It is very common in the natural sciences to have exact analytical results, but to lack the mathematical techniques to provide analytical solutions to the resulting equations. In many cases this is due to incomplete knowledge, so some future mathematician will come up with solutions that do not now exist. However, it is often the case that there do not exists closed-form solutions, or the problem is so large that the required calculations are infeasible. The latter is often the case with so-called complex systems---they are complex only in the sense that the solution space exceeds our capacity to calculate.
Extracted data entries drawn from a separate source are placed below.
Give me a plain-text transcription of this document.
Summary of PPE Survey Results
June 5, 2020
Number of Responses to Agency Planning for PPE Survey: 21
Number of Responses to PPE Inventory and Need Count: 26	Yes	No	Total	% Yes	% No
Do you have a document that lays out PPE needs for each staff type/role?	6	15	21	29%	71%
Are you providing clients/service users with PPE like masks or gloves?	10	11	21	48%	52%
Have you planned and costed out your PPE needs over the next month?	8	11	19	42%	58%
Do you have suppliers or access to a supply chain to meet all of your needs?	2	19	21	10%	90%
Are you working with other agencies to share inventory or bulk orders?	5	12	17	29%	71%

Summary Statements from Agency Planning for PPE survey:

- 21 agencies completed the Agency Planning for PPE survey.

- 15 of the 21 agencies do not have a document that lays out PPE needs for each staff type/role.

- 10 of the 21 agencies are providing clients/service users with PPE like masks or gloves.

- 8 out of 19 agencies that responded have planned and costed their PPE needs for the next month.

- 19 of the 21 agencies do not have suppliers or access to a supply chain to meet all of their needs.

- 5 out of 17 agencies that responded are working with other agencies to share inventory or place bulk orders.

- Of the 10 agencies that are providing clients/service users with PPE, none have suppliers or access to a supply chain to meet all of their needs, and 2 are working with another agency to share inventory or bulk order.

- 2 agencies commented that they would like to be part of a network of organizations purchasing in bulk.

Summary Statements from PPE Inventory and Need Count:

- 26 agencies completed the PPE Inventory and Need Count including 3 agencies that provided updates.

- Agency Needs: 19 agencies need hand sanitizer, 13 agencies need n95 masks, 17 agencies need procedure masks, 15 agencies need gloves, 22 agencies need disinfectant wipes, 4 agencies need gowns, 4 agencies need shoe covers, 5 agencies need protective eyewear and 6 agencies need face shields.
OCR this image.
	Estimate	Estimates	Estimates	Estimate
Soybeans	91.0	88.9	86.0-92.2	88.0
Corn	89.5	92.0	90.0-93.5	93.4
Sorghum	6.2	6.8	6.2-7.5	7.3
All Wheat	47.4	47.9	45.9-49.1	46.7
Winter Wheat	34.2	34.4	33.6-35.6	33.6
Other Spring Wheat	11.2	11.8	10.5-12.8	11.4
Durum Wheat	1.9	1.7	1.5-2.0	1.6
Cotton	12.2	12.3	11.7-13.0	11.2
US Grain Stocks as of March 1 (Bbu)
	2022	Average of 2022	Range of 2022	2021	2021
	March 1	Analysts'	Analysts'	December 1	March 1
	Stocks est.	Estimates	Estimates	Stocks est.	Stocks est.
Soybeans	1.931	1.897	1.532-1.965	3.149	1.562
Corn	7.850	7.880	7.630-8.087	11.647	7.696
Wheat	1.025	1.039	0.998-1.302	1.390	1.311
In such situations, the accepted research technique is to find approximate solutions for an appropriate range of model parameters. This book is devoted to providing techniques for this "computational" approach. The authors' preferred models are dynamic optimization models, and somewhat ironically, their presentation of the models (although not going beyond Bellman and Lucas-Stokey) is the more interesting part of the book. By contrast, their presentation of computational methods is elementary, basically describing a tool kit using the MatLab software environment. This is a serious error, because it leads the user away from useful computational techniques.
The book opens with techniques for solving linear equations and approximating roots to continuous functions. In fact, the user rarely needs to know such details, but rather should go to Mathematica or Maple software that can do a better job in 99% of the cases that a casual user will ever do knowing the few classical techniques used in this book. But the authors never mention any software except MatLab, which is good for some things but not very good for others.
The biggest gap in the books is its treatment of Markov processes, which are ubiquitous in models of choice and strategic interaction. Markov processes are classic examples of analytical models in which it is easy to write down the equilibrium and even the dynamics, but the equations are many orders of magnitude too numerous to solve in human dimensions of time and space. Moreover, in my estimation Markov models are much more important than dynamic optimization models, which presume much more information on the part of the decision-maker than is usually available (outside of an engineering context). Finanical economic is a mess in part because it makes assumptions that allow dynamic optimization to appear to provide useful solutions, but in fact more realistic behavioral models, taking seriously the information possessed by decision-makers, would be much more useful.
As an alternative to this book, I would look at Judd and Tesfatsion's Handbook of Computational Economic and the many references therein.